A mi abuela le gustan las pelis antiguas. Cuando voy a verla a su asilo en el Lower Manhattan, vemos historias de amor y comedias antiguas en el canal TMC.
—¿Señora Malcolm? —dije.
—¿Sí?
—Soy el inspector Oliver. Tengo una orden de detención contra usted.
—¿Cómo?
Saqué la cartera de piel con la placa y la identificación. Se las enseñé y las miró, pero no sé si llegó a ver nada.
—Tremont Bendix asegura que le robó usted su coche.
—Ah. —Suspiró y meneó ligeramente la cabeza—. Entre, inspector, adelante.
Podría haberla agarrado allí mismo y haberle puesto las esposas mientras le leía sus derechos tal como los había dispuesto el Tribunal Supremo. Pero era una detención fácil y la mujer se sentía delicada, vulnerable. Sea como sea, Little Exeter Barret ya se había puesto en contacto con el capitán del Sea Frog. El cargamento de heroína aún tardaría unos días en llegar.
Yo era un poli bueno. Uno de esos agentes que tenía más paciencia que un santo y que solo perdía los nervios cuando algún sospechoso lo amenazaba físicamente.
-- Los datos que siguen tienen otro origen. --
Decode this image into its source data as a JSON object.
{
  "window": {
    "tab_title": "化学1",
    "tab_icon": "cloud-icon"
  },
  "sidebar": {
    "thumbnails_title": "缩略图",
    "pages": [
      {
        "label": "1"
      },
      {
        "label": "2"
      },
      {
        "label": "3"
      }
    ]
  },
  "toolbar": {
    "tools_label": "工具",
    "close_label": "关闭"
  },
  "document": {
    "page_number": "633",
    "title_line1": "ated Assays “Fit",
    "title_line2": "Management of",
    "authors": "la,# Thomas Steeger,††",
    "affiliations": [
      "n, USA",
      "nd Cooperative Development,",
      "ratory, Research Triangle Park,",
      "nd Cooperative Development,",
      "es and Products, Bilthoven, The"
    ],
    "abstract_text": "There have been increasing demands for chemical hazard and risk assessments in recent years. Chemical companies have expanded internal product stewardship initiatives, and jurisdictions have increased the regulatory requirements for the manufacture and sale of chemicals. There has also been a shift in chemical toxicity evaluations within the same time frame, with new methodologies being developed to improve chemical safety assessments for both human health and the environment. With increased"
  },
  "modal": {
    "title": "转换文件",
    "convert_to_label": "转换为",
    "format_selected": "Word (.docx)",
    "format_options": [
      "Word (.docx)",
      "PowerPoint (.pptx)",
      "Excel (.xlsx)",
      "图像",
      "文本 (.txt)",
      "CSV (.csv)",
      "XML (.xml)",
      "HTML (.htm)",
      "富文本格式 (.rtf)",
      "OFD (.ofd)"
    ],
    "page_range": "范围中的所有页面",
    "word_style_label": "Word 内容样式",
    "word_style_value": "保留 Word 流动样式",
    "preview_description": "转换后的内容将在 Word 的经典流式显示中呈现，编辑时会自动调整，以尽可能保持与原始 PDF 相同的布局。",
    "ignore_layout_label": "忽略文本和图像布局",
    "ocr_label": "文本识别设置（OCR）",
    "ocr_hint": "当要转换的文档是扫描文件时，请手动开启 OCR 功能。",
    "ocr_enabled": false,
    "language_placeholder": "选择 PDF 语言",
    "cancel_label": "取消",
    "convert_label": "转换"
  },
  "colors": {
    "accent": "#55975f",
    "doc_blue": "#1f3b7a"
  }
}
Y ni siquiera en esa situación disfrutaba pegándole después de haberlo reducido y esposado.
—¿Quiere un vaso de agua? —me ofreció Nathali Malcolm—. Ya se han llevado todo lo bueno.
La sala de estar se encontraba llena de cajas, bolsas de lona rebosantes y montones de libros y dispositivos electrónicos, además de plantas en macetas apiñadas aquí y allá.
—¿Qué ocurre aquí? —pregunté, como si recitara una frase que me hubieran escrito.
—Esto es lo que Tree considera robarle el coche.
Llevaba una bata verde de un tejido fino y satinado sin nada debajo. Al principio no me había fijado bien. A mi llegada, aún estaba absorto en el encargo.
—No lo entiendo —dije.
—Durante los tres últimos años me ha pagado el alquiler y me ha dejado usar el Benz como si fuera mío —explicó. Los ojos de color canela se habían vuelto dorados bajo la luz eléctrica—. Pero, en el momento en que su mujer amenazó con divorciarse de él, me dijo que me largara y le llevara el coche a su garaje en un barrio de las afueras.